As shoppers return to the High Street this week, 85 per cent of retailers have revealed concerns about the risk the Coronavirus poses to staff and customers.

A survey of 2,000 retailers for Brightpearl, an operations platform for retailers, found that the majority are rolling out measures to reduce risk of spreading the disease, including nearly three quarters (73 per cent) which will be placing limits on customer capacity.

A total of 69 per cent are planning to offer sanitising hand gels for customers, while 47 per cent will offer protective screens and 43 per cent will provide disposable gloves or socks, meaning shoppers should expect a number of differences to their shopping experience in ‘the new normal’.

When it came to payments, 30 per cent of retailers said they will only accept contactless, along with ‘appointment style’ bookings for browsing, while a quarter will be implementing queue management policies.

Toilet facilities will also be unavailable for 43 per cent of stores, with 17 per cent planning to bar shoppers from trying on clothes in changing rooms.

Respondents acknowledged that such safety and social distancing measures were likely to hit their stores’ profitability (75 per cent), while more than a third (34 per cent) said they were now planning to switch their focus to online retail.

Retailers also warned of a further decline in the number of stores, with 70 per cent stating it’s ‘highly likely’ there will be a reduction post-lockdown.

As a result, a quarter of retailers said they were planning to launch major in-store discounts to encourage shoppers to spend, with 29 per cent agreeing that post-lockdown sales are likely to dwarf traditional seasonal events like Black Friday and Boxing Day.

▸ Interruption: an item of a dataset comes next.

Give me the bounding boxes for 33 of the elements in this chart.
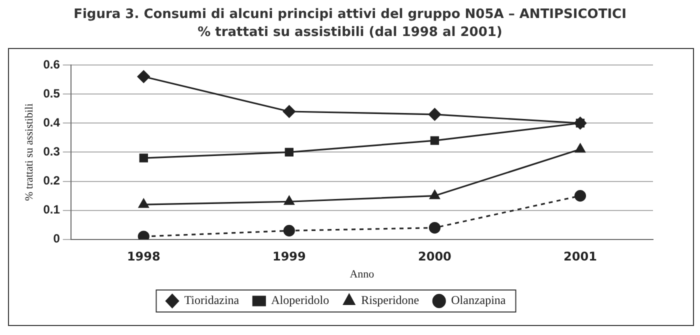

Three quarters of brands also said that a blend of online shopping and store experiences - such as Click and Collect - could be the key to success.

Nick Shaw, chief spokesperson for Brightpearl, said: “The pandemic looks set to impose permanent lasting change on retailers - while discounts may provide a short-term boost, the longer-term trend will see fewer stores and more e-commerce as brands make online their primary focus and start introducing new buying options that work for shopper’s post-lockdown.

“Let’s be clear - we’re entering a new era for retail and those best set to capitalise will have agile e-commerce operations and the underlying technologies in place that support blended experiences like Click and Collect, which has always been popular, but is likely to see a rapid spike in adoption as the restrictions ease.”